Sounds like an interesting combination of engine and airframe. Back in the 1980s, there was a company producing kits for, I think, 7/8th scale Spit MkIXs (maybe slightly smaller than 7/8th scale), which used the Jaguar V-12 engine. I think the company were either Australian or from New Zealand, and the Spits really looked the part, very like the one you posted, apart from being the 'MkIX' replica, and much more like a Spit than some of those small replicas currently flying.


----------



## Crimea_River (Jul 3, 2016)

The story goes that the chosen engine on this one had exactly 70% of the exhaust flange-to-flange dimension as the Merlin.


----------



## Tracker (Jul 4, 2016)

Andy,
Great pics and vids! Lucky devil -a true life experience.
We are expecting Sentimental Journey here, 29 Aug- Sept 5, hope to have an experience as great as yours.


----------



## Crimea_River (Jul 4, 2016)

Go for it but beware of withdrawal symptoms!

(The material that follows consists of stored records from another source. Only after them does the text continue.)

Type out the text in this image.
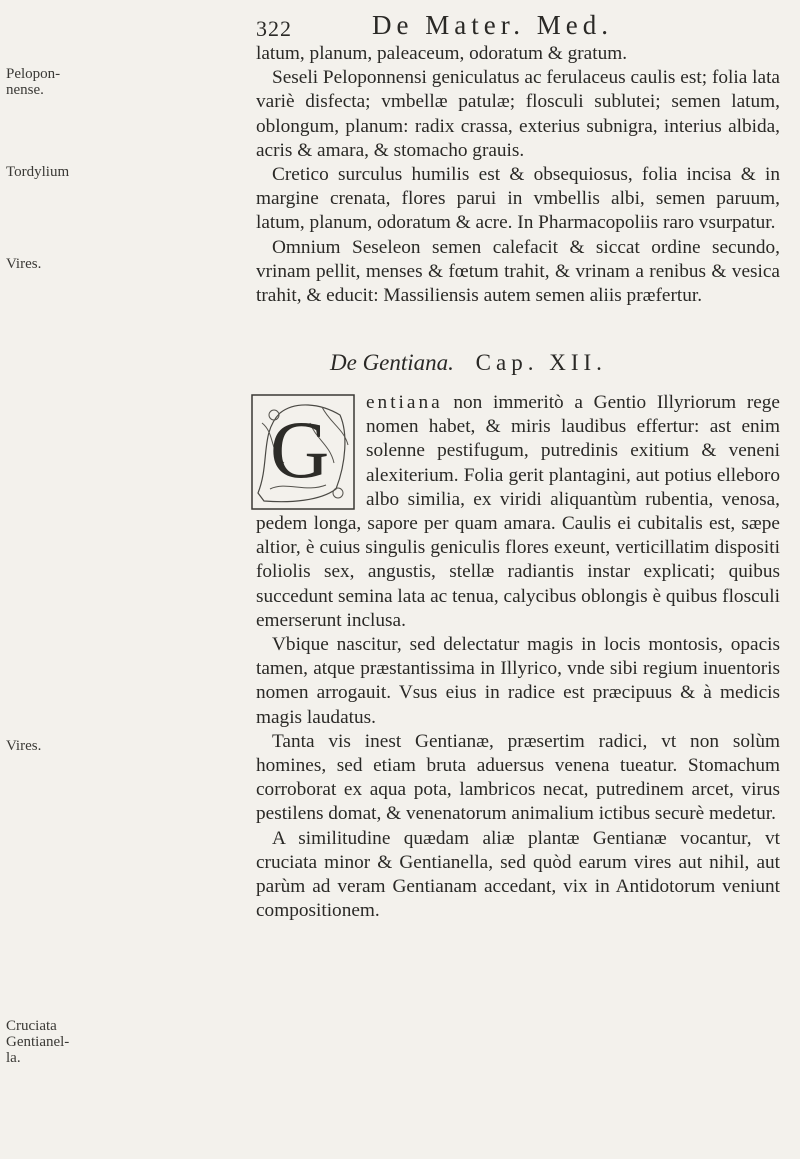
322	De Mater. Med.
Pelopon-nense.
Tordylium
Vires.

latum, planum, paleaceum, odoratum & gratum.

Seseli Peloponnensi geniculatus ac ferulaceus caulis est; folia lata variè disfecta; vmbellæ patulæ; flosculi sublutei; semen latum, oblongum, planum: radix crassa, exterius subnigra, interius albida, acris & amara, & stomacho grauis.

Cretico surculus humilis est & obsequiosus, folia incisa & in margine crenata, flores parui in vmbellis albi, semen paruum, latum, planum, odoratum & acre. In Pharmacopoliis raro vsurpatur.

Omnium Seseleon semen calefacit & siccat ordine secundo, vrinam pellit, menses & fœtum trahit, & vrinam a renibus & vesica trahit, & educit: Massiliensis autem semen aliis præfertur.

De Gentiana. Cap. XII.
Vires.
Cruciata Gentianel-la.

G
entiana non immeritò a Gentio Illyriorum rege nomen habet, & miris laudibus effertur: ast enim solenne pestifugum, putredinis exitium & veneni alexiterium. Folia gerit plantagini, aut potius elleboro albo similia, ex viridi aliquantùm rubentia, venosa, pedem longa, sapore per quam amara. Caulis ei cubitalis est, sæpe altior, è cuius singulis geniculis flores exeunt, verticillatim dispositi foliolis sex, angustis, stellæ radiantis instar explicati; quibus succedunt semina lata ac tenua, calycibus oblongis è quibus flosculi emerserunt inclusa.

Vbique nascitur, sed delectatur magis in locis montosis, opacis tamen, atque præstantissima in Illyrico, vnde sibi regium inuentoris nomen arrogauit. Vsus eius in radice est præcipuus & à medicis magis laudatus.

Tanta vis inest Gentianæ, præsertim radici, vt non solùm homines, sed etiam bruta aduersus venena tueatur. Stomachum corroborat ex aqua pota, lambricos necat, putredinem arcet, virus pestilens domat, & venenatorum animalium ictibus securè medetur.

A similitudine quædam aliæ plantæ Gentianæ vocantur, vt cruciata minor & Gentianella, sed quòd earum vires aut nihil, aut parùm ad veram Gentianam accedant, vix in Antidotorum veniunt compositionem.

I'll close with these last few pics of the B-17. For those of you interested in getting coated with oil, try taking pics from behind like the last one below! Thanks for your interest everyone.

Reactions: Like Like:
1 | Like List reactions


----------



## Wurger (Jul 5, 2016)




----------



## Airframes (Jul 5, 2016)

Good pics Andy, and yes, I've had the 'oil experience' with 'Sally B' many years ago !


----------



## Crimea_River (Jul 5, 2016)

I knew it would happen but went ahead anyway. Had to clean the lens after though!


----------



## Wayne Little (Jul 6, 2016)

Fantastic Andy....you lucky [email protected]


----------



## Gnomey (Jul 6, 2016)

Nice shots Andy!


----------



## Shinpachi (Jul 6, 2016)

Thanks for sharing beautiful pictures, Andy


----------



## Micdrow (Jul 6, 2016)

Great shots of her Andy, She comes home in a couple of weeks for Air venture where she is home based at EAA's Museum in Oshkosh. I have climbed through her many times and loved every minute of it.


----------



## Crimea_River (Jul 6, 2016)

Glad you enjoyed this short thread everyone. Some of the most memorable 4 days of my life.


----------



## GrauGeist (Jul 6, 2016)

Glad you were able to get some time in with Aluminum Overcast, even though she never saw angry skies, it's still awe-inspiring to see and especially ride in!

We get visits from her typically every other year here at Redding (RDD) and as a bonus, the Collings Foundation arrives about a month afterward with their fun stuff!

Thanks for sharing your photos and experiance, Andy!


----------



## fubar57 (Jul 6, 2016)

Very nice Andy


----------